Bourguiba « la voie de la confiance » févier 1956

La voie de la confiance

Par Habib BOURGUIBA

(Express 5 févier 1956)

Au moment où les négociations entre les gouvernements français et tunisien arrivent dans leur dernière phase, le leader du Néo- Destour, Habib Bourguiba, a confié à l’Express le texte que nous publions ici.

Chaque fois que les hommes réussissent par la négociation, la discussion, la bonne volonté à trouver une solution au conflit entre les intérêts puissants des nations, le monde entier à l’est et à l’ouest, devrait respecter un instant de silence et de méditation pour en tirer un enseignement, et y puiser une inspiration nouvelle.

Entre la Tunisie et la France tout n’a pas été résolu, car jamais tout ne peut l’être. L’évolution est dans la nature même des peuples. Mais la preuve a été faite que es difficultés les plus graves et les convictions divergentes peuvent être examinées loyalement, avec sang-froid, par des hommes sérieux et honnêtes et qu’au bout de leur confrontation c’est l’espoir, et non le cynisme, qui se trouve justifié.

Le destin du peuple tunisien- il y a près de vingt-cinq ans que le vis, jour après jour, dans les campagnes et les villes de mon pays, dans la solitude des prisons, dans la chaleur humaine des congrès.

Vingt-cinq années, marquées par de luttes, des répressions, des éclaircies, des rechutes, et toujours par une volonté plus ardente, mieux organisée, de notre peuple vers son émancipation politique que certains persistent encore à confondre avec l’idée de sécession, ou d’une régression de l’influence française, alors qu’elle doit être, au contraire, une véritable association un renforcement et un progrès, et même la pierre angulaire d’un grand ensemble franco-africain.

Et voici maintenant qu’avec la France nous trouvons une voie de confiance et d’amitié pour la poursuite de notre destin. C’était l’espoir auquel nous n’avions jamais renoncé, mais auquel nous n’osions plus croire. Voici bientôt le moment, que nous souhaitions de toute notre âme, où nous pourrons enfin consacrer cette énergie tenue vers la lutte et les combats à la tâche magnifique de construire, dans la paix, la nation tunisienne ; où nous pourrons donner la mesure de notre patriotisme et de notre dévouement à la chose publique autrement que dans les prisons et les camps.
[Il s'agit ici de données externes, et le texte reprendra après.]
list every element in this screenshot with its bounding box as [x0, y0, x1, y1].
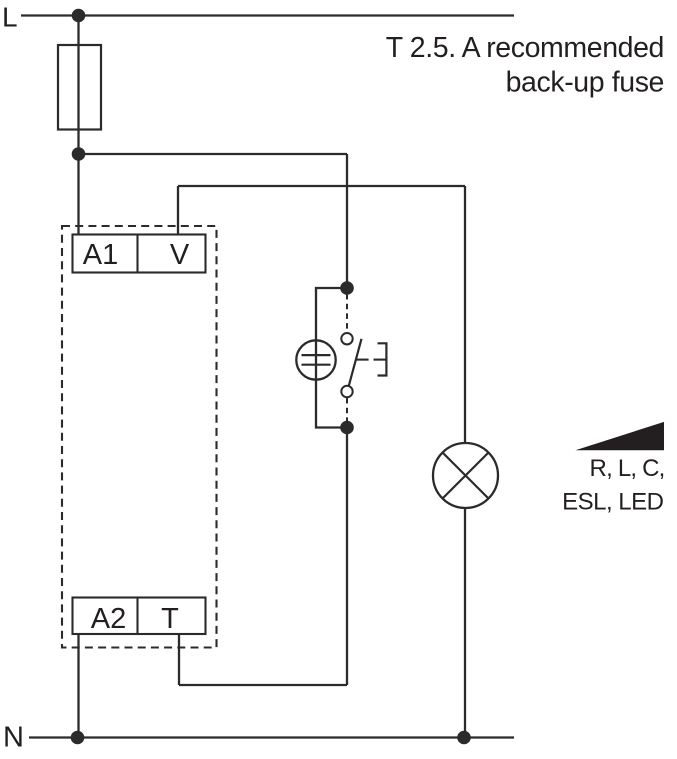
svg-text:R, L, C,: R, L, C, — [590, 455, 665, 482]
wire junction to switch branch — [79, 153, 348, 155]
wire glow-lamp branch top — [316, 288, 347, 341]
wire N line — [29, 736, 514, 738]
svg-text:V: V — [170, 239, 190, 271]
svg-text:T 2.5. A recommended: T 2.5. A recommended — [386, 32, 664, 64]
lamp E1 — [433, 443, 498, 508]
svg-text:T: T — [161, 603, 179, 635]
terminal label A2 — [91, 603, 126, 635]
wire A2 to N — [77, 634, 79, 738]
dashed link junction to contact — [346, 294, 348, 333]
glow lamp electrode top — [302, 354, 331, 356]
wire lamp branch down — [464, 186, 466, 444]
dimmer ramp symbol — [575, 422, 664, 450]
switch contact upper — [341, 333, 352, 344]
terminal label T — [161, 603, 179, 635]
switch contact lower — [341, 386, 352, 397]
svg-text:A2: A2 — [91, 603, 126, 635]
pushbutton actuator link — [356, 359, 369, 361]
load label R, L, C, — [590, 455, 665, 482]
junction L-fuse — [72, 9, 86, 23]
junction switch bottom — [340, 421, 354, 435]
wire V terminal up — [177, 186, 179, 235]
switch blade S1 — [349, 339, 362, 386]
junction N-A2 — [71, 731, 85, 745]
pushbutton actuator bracket — [378, 343, 387, 375]
load label ESL, LED — [562, 489, 664, 516]
svg-text:N: N — [3, 722, 24, 754]
wire V to lamp branch — [178, 185, 465, 187]
wire glow-lamp branch bottom — [316, 380, 347, 428]
node L label — [2, 2, 18, 33]
wire switch branch to T wire — [346, 428, 348, 686]
wire fuse branch vertical — [77, 16, 79, 155]
glow lamp electrode bottom — [302, 364, 331, 366]
terminal block A1/V — [73, 235, 206, 273]
terminal block A2/T — [73, 598, 206, 635]
wire L line — [21, 14, 514, 16]
wire T terminal down — [178, 634, 180, 685]
fuse F1 — [58, 45, 101, 130]
svg-text:back-up fuse: back-up fuse — [506, 67, 664, 99]
node N label — [3, 722, 24, 754]
dashed link contact to junction — [346, 398, 348, 422]
glow lamp (button illumination) — [296, 340, 335, 379]
junction switch top — [340, 281, 354, 295]
terminal label A1 — [83, 239, 118, 271]
svg-text:L: L — [2, 2, 18, 33]
note: recommended fuse text — [386, 32, 664, 99]
terminal label V — [170, 239, 190, 271]
svg-text:A1: A1 — [83, 239, 118, 271]
wire A1 feed — [77, 154, 79, 235]
svg-text:ESL, LED: ESL, LED — [562, 489, 664, 516]
device dashed outline — [62, 226, 217, 648]
wire T horizontal — [179, 684, 347, 686]
junction N-lamp — [457, 731, 471, 745]
wire lamp to N — [464, 508, 466, 738]
junction below fuse — [72, 147, 86, 161]
wire switch branch down — [346, 154, 348, 288]
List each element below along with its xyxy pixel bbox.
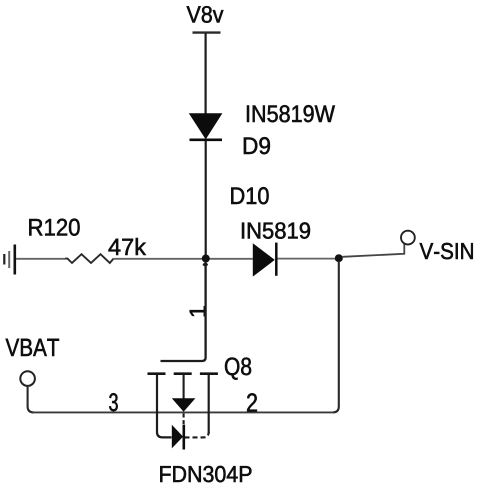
resistor R120 (65, 254, 114, 263)
label D9 (244, 137, 270, 154)
terminal V-SIN (401, 231, 415, 245)
label D10 (231, 187, 268, 204)
label 47k (109, 238, 147, 255)
pin 3 (109, 393, 118, 411)
label FDN304P (160, 466, 251, 482)
transistor Q8 (148, 374, 219, 450)
wire (278, 258, 337, 260)
label V8v (187, 6, 224, 23)
wire (205, 141, 207, 256)
wire (333, 261, 339, 412)
pin 1 (190, 306, 206, 316)
label V-SIN (420, 243, 473, 259)
wire (16, 258, 65, 260)
label R120 (29, 219, 79, 236)
power rail V8v (193, 31, 221, 33)
diode D9 (189, 113, 223, 140)
label IN5819W (247, 105, 335, 122)
diode D10 (253, 243, 276, 277)
wire (114, 258, 253, 260)
wire (32, 411, 334, 413)
label VBAT (6, 339, 59, 356)
node junction (335, 254, 343, 262)
label Q8 (225, 358, 251, 380)
wire (161, 261, 206, 361)
label IN5819 (242, 222, 310, 238)
node junction (202, 255, 210, 267)
terminal VBAT (20, 371, 35, 386)
wire (28, 387, 34, 413)
wire (205, 33, 207, 114)
wire (343, 244, 405, 257)
pin 2 (247, 393, 257, 411)
ground (4, 245, 15, 275)
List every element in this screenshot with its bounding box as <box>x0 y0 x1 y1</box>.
Au nom de notre peuple je rends hommage à ce gouvernement français qui aura su comprendre nos aspirations et nous permettre de les concevoir avec la France, grâce à la France, et non plus contre elle.

Quels que soient maintenant le cours des évènements, les vicissitudes de la politique, les difficultés nouvelles qui peuvent surgir et même les retours possibles aux erreurs du passé, nous savons désormais qu’il y a en France des hommes qui justifient notre confiance dans le devenir des rapports franco-tunisiens ; et l’espoir ne pourra que croître.

A ces hommes, nous disons que le peuple tunisien respectera ses engagements et que le destin de notre pays ne poursuivra aux côtés de celui de la France.

Déjà la bonne volonté des négociateurs, à Paris, a fait lever un vent nouveau en Tunisie. Nos amis français, qui participent là-bas à l’essor de notre pays, ont compris qu’une ère de travail fécond, en commun, pourrait s’ouvrir. Le courage des hommes d’Etat sera relayé par l’ardeur des fermiers et l’audace des entrepreneurs. Nous allons faire une grande nation.

Contre les forces aveugles de la méfiance et de la réaction, contre l’égoïsme des intérêts, nous n’avions pas fini de nous battre. Mais nous avons la preuve que la victoire finale appartiendra à ceux qui respectent les hommes et qui aiment le peuple.